We present a variational assimilation technique (4D-Var) to reconstruct time resolved incompressible turbulent flows from measurements on two orthogonal 2D planes. The proposed technique incorporates an error term associated to the flow dynamics. It is therefore a compromise between a strong constraint assimilation procedure (for which the dynamical model is assumed to be perfectly known) and a weak constraint variational assimilation which considers a model enriched by an additive Gaussian forcing. The first solution would require either an unaffordable direct numerical simulation (DNS) of the model at the finest scale or an inaccurate and numerically unstable large scale simulation without parametrisation of the unresolved scales. The second option, the weakly constrained assimilation, relies on a blind error model that needs to be estimated from the data. This latter option is also computationally impractical for turbulent flow models as it requires to augment the state variable by an error variable of the same dimension. The proposed 4D-Var algorithm is successfully applied on a 3D turbulent wake flow in the transitional regime without specifying the obstacle geometry. The algorithm is validated on a synthetic 3D data-set with full-scale information. The performance of the algorithm is further analysed on data emulating large-scale experimental PIV observations.

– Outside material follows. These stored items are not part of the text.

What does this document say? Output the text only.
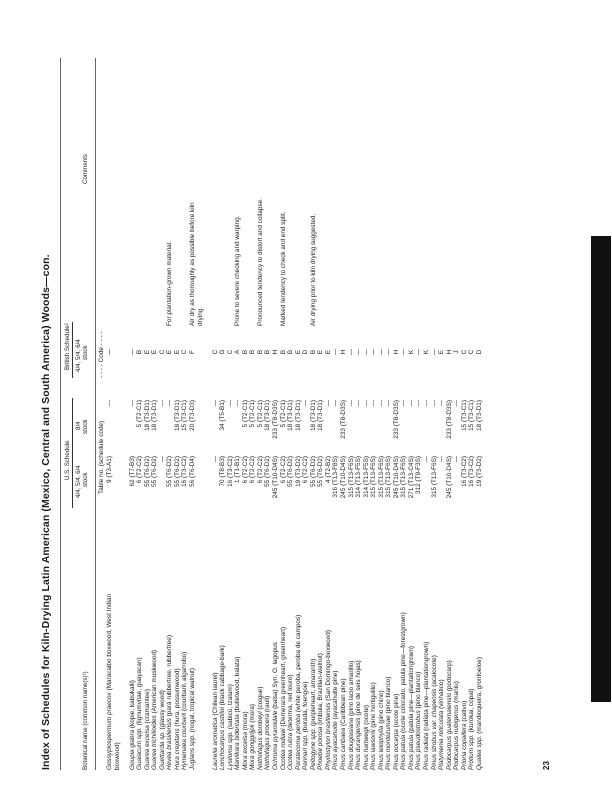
Index of Schedules for Kiln-Drying Latin American (Mexico, Central and South America) Woods—con. U.S. Schedule
British Schedule²
4/4, 5/4, 6/4 stock
8/4 stock
4/4, 5/4, 6/4 stock
Botanical name (common name(s)¹)
Comments
Table no. (schedule code)
- - - - Code - - - -
Gossypiospermum praecox (Maracaibo boxwood, West Indian
9 (T3-A1)
—
—
boxwood) Goupia glabra (kopie, kabukalli)
62 (T7-B3)
—
—
Guaiacum spp. (lignumvitae, guayacan)
6 (T2-C2)
5 (T2-C1)
B
Guarea excelsa (cramantee)
55 (T6-D2)
18 (T3-D1)
E
Guarea trichilioides (American muskwood)
55 (T6-D2)
18 (T3-D1)
E
Guettarda sp. (glassy wood)
—
—
C
Hevea brasiliensis (pará rubbertree, rubbertree)
55 (T6-D2)
—
E
For plantation-grown material.
Hura crepitans (hura, possumwood)
55 (T6-D2)
18 (T3-D1)
E
Hymenaea courbaril (courbaril, algarrobo)
16 (T3-C2)
15 (T3-C1)
C
Juglans spp. (nogal, tropical walnut)
56 (T6-D4)
20 (T3-D3)
F
Air dry as thoroughly as possible before kiln drying.
Laurelia aromatica (Chilean laurel)
—
—
C
Lonchocarpus castilloi (black cabbage-bark)
70 (T8-B3)
34 (T5-B1)
G
Lysiloma spp. (sabicú, tzalam)
16 (T3-C2)
—
C
Manilkara bidentata (bulletwood, balata)
1 (T1-B1)
—
A
Prone to severe checking and warping.
Mora excelsa (mora)
6 (T2-C2)
5 (T2-C1)
B
Mora gonggrijpii (mora)
6 (T2-C2)
5 (T2-C1)
B
Nothofagus dombeyi (coigue)
6 (T2-C2)
5 (T2-C1)
B
Pronounced tendency to distort and collapse.
Nothofagus procera (rauli)
55 (T6-D2)
18 (T3-D1)
B
Ochroma pyramidale (balsa) Syn. O. lagopus
245 (T10-D4S)
233 (T8-D3S)
H
Ocotea rodiaei (Demerara greenheart, greenheart)
6 (T2-C2)
5 (T2-C1)
B
Marked tendency to check and end split.
Ocotea rubra (determa, red louro)
55 (T6-D2)
18 (T3-D1)
B
Paratecoma peroba (white peroba, peroba de campos)
19 (T3-D2)
18 (T3-D1)
E
Parinari spp. (burada, foengoe)
6 (T2-C2)
—
D
Peltogyne spp. (purpleheart, amaranth)
55 (T6-D2)
18 (T3-D1)
B
Air drying prior to kiln drying suggested.
Phoebe porosa (imbuia, Brazilian-walnut)
55 (T6-D2)
18 (T3-D1)
E
Phyllostylon brasiliensis (San Domingo-boxwood)
4 (T2-B2)
—
E
Pinus ayacahuite (ayacahuite pine)
316 (T13-F8S)
—
—
Pinus caribaea (Caribbean pine)
245 (T10-D4S)
233 (T8-D3S)
H
Pinus douglasiana (pino lacio amarillo)
315 (T13-F6S)
—
—
Pinus durangensis (pino de seis hojas)
314 (T13-F5S)
—
—
Pinus hartwegii (ocote)
314 (T13-F5S)
—
—
Pinus lawsonii (pino hortiguillo)
315 (T13-F6S)
—
—
Pinus leiophylla (pino chino)
315 (T13-F6S)
—
—
Pinus montezumae (pino blanco)
315 (T13-F6S)
—
—
Pinus oocarpa (ocote pine)
245 (T10-D4S)
233 (T8-D3S)
H
Pinus patula (ocote colorado, patula pine—forestgrown)
315 (T13-F6S)
—
—
Pinus patula (patula pine—plantationgrown)
271 (T13-C4S)
—
K
Pinus pseudostrobus (pino blanco)
312 (T9-F3S)
—
—
Pinus radiata (radiata pine—plantationgrown)
—
—
K
Pinus strobus var. chapensis (acalocote)
315 (T13-F6S)
—
—
Platymenia reticulata (vinhatico)
—
—
E
Podocarpus guatemalensis (podocarp)
245 (T10-D4S)
233 (T8-D3S)
H
Podocarpus nubigenus (maniú)
—
—
J
Prioria copaifera (cativo)
16 (T3-C2)
15 (T3-C1)
C
Protium spp. (kurokai, copal)
16 (T3-C2)
15 (T3-C1)
C
Qualea spp. (mandioqueira, gronfoeloe)
19 (T3-D2)
18 (T3-D1)
D
23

我们提出了一种变分同化技术（4D-Var），以从两个正交的2D平面上的测量值重建时间分辨的不可压缩湍流。所提出的技术结合了与流动动力学相关的误差项。因此，这是在强约束同化过程（假定动力学模型被认为是众所周知的）与弱约束变分同化之间的折衷，后者考虑了由加性高斯强迫所丰富的模型。第一个解决方案将需要模型无法承受的最佳直接数值模拟（DNS），或者没有参数化未解析尺度的不精确且数值不稳定的大规模模拟。第二种选择是弱约束同化 依赖于需要从数据中估计的盲错误模型。对于湍流模型，后一种选择在计算上也不切实际，因为它需要通过相同尺寸的误差变量来增加状态变量。提出的4D-Var算法已成功应用于过渡状态下的3D湍流尾流，而无需指定障碍物的几何形状。该算法在具有全面信息的合成3D数据集上进行了验证。该算法的性能将在模拟大规模实验PIV观测值的数据上进一步分析。提出的4D-Var算法已成功应用于过渡状态下的3D湍流尾流，而无需指定障碍物的几何形状。该算法在具有全面信息的合成3D数据集上进行了验证。该算法的性能将在模拟大规模实验PIV观测值的数据上进一步分析。提出的4D-Var算法已成功应用于过渡状态下的3D湍流尾流，而无需指定障碍物的几何形状。该算法在具有全面信息的合成3D数据集上进行了验证。该算法的性能将在模拟大规模实验PIV观测值的数据上进一步分析。